Titolo originale: The mill and the cross
Regia: Lech Majewski
Sceneggiatura: Lech Majewski, Michael Francis Gibson
Musiche: Lech Majewski, Jòzef Skrzek
Durata: 92′
Cast: Rutger Hauer, Charlotte Rampling, Michael York, Joanna Litwin, Dorota Lis
Il legame tra il cinema e le arti, e in modo particolare con la pittura, non è una novità. Anzi, si tratta di una delle colonne portanti per quanto riguarda la Settima Arte.
Il nuovo film di Lech Majewski, però, allarga ulteriormente i confini di questo sodalizio, specialmente dal punto di vista sperimentale. Ispiratosi a una delle analisi che fece il critico d’arte Michael Francis Gibson, I colori della Passione, lavoro che ha visto impegnato il regista e tutta la sua equipe per oltre 4 anni, dà vita a un’esperienza visiva di forte impatto, soprattutto sul piano estetico e intellettuale.
Siamo nel 1564. Nel territorio delle Fiandre, governato in maniera sanguinosa dagli spagnoli, il pittore Pieter Bruegel (Rutger Hauer) si trova a lavorare su una reinterpretazione fantastica della Passione di Cristo.
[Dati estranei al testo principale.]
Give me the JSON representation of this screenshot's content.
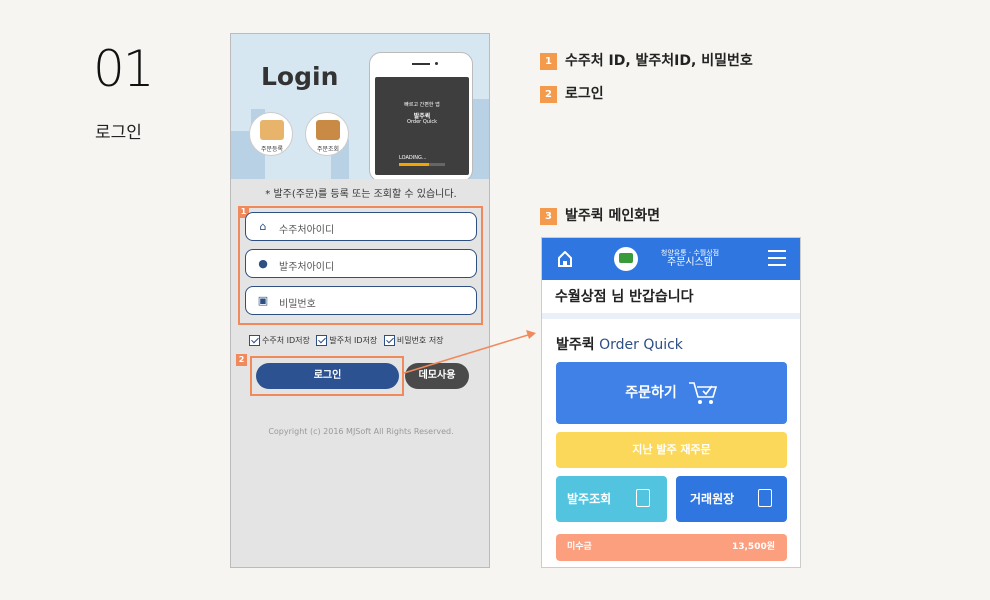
{
  "section": {
    "number": "01",
    "title": "로그인"
  },
  "legend": [
    {
      "num": "1",
      "text": "수주처 ID, 발주처ID, 비밀번호"
    },
    {
      "num": "2",
      "text": "로그인"
    },
    {
      "num": "3",
      "text": "발주퀵 메인화면"
    }
  ],
  "login_screen": {
    "title": "Login",
    "shortcuts": [
      {
        "label": "주문등록",
        "icon": "box-icon"
      },
      {
        "label": "주문조회",
        "icon": "truck-icon"
      }
    ],
    "splash": {
      "line1": "빠르고 간편한 앱",
      "brand": "발주퀵",
      "brand_en": "Order Quick",
      "loading": "LOADING..."
    },
    "notice": "* 발주(주문)를 등록 또는 조회할 수 있습니다.",
    "fields": [
      {
        "placeholder": "수주처아이디",
        "icon": "home-icon"
      },
      {
        "placeholder": "발주처아이디",
        "icon": "user-icon"
      },
      {
        "placeholder": "비밀번호",
        "icon": "lock-icon"
      }
    ],
    "checkboxes": [
      {
        "label": "수주처 ID저장",
        "checked": true
      },
      {
        "label": "발주처 ID저장",
        "checked": true
      },
      {
        "label": "비밀번호 저장",
        "checked": true
      }
    ],
    "login_button": "로그인",
    "demo_button": "데모사용",
    "copyright": "Copyright (c) 2016 MJSoft All Rights Reserved.",
    "callout_1": "1",
    "callout_2": "2"
  },
  "main_screen": {
    "shop_line1": "청양유통 · 수월상점",
    "shop_line2": "주문시스템",
    "greeting": "수월상점 님 반갑습니다",
    "brand_ko": "발주퀵",
    "brand_en": "Order Quick",
    "order_button": "주문하기",
    "reorder_button": "지난 발주 재주문",
    "search_button": "발주조회",
    "ledger_button": "거래원장",
    "unpaid_label": "미수금",
    "unpaid_value": "13,500원"
  },
  "colors": {
    "accent": "#f08a5d",
    "primary": "#2f76e0",
    "navy": "#2d5291",
    "yellow": "#fbd85a",
    "cyan": "#52c4e0",
    "salmon": "#fb9f7f"
  }
}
La salita al Calvario viene magistralmente ambientata dall’artista nel XVI secolo, con il Golgota che viene trasformato in un cupo paesaggio campestre. Lo stesso Bruegel ci fa entrare nella narrazione dell’opera d’arte e nei frammenti di vita di una serie di personaggi, i quali si trovano costretti ad affrontare la violenta repressione attuata dall’Inquisizione. Tra di essi, dovrebbe spiccare, al centro della vicenda, la figura del Redentore, ma contrariamente alla filosofia di questa tipologia di dipinti che trattano temi religiosi, il Cristo è collocato in secondo piano, in mezzo a una folla di persone desiderose di vederlo morire e di fronte alla figura di un mugnaio, suggestiva metafora di Dio, che sovrasta il tutto. Tutte queste storie si sviluppano di fronte all’amico e collezionista d’arte Nicholas Jonghelinck (Michael York). Particolare rilevanza viene attribuita alla figura che più delle altre incarna in sé e nelle sue espressioni il dolore e la sofferenza: la Vergine Maria (Charlotte Rampling). Un film, dunque, che non si limita a essere un punto di riferimento per l’estetica del cinema, ma che al suo interno contiene una cospicua presenza narrativa, in cui tante vicende convergono su un unico scenario.
Sul piano strettamente tecnico, il film è stato elaborato secondo i tableaux vivant, dove i personaggi e lo spettatore vengono immersi in un universo scenografico fantastico attraverso la fusione di location naturali, pittoriche e digitali e con il ricorso alle più innovative tecnologie. Si tratta di un sistema di lavorazione assolutamente rivoluzionario e pioneristico di rappresentare l’arte nel cinema, perchè il loro utilizzo assume finalità espressive. A tutto ciò, si aggiunge l’equilibrio e l’eleganza con cui la macchina da presa, attraverso la sua inquadratura, dia la possibilità ai nostri occhi di poter assaporare la spettacolarità di questo capolavoro. La fotografia è curata digitalmente in tutti gli aspetti e tende a dare risalto all’elemento principale di cui si caratterizza anche la pittura, ossia il colore, il quale, in maniera prettamente estetica, risalta in primo piano. Lo spettatore è chiamato a una folgorante immersione a tutto tondo di una singolare interpretazione di un evento storico che è diventato il dramma per eccellenza, senza aver bisogno del 3D per poter funzionare.
Il fascino portato dalla contaminazione fra il linguaggio cinematografico e quello pittorico ha fatto innamorare molti altri noti autori del cinema, a cominciare da Andrei Tarkovsky (Lo specchio), per poi continuare con Eric Rohmer (La nobildonna e il duca) e Aleksander Sokurov (Arca russa). Ogni volta che la Settima Arte si basa sulla compenetrazione e la fecondazione dei diversi linguaggi artistici, ci fa vivere sempre qualcosa di straordinario, poiché riesce ad andare oltre se stesso. E la carrellata finale, in cui il nostro sguardo esce dall’essenza dell’opera d’arte, sottolinea non solo quest’ultimo aspetto, ma soprattutto che tale esperienza dovrà essere in grado di proseguire nella storia del cinema, esattamente come è successo per il dipinto La salita al Calvario e per il film I colori della Passione.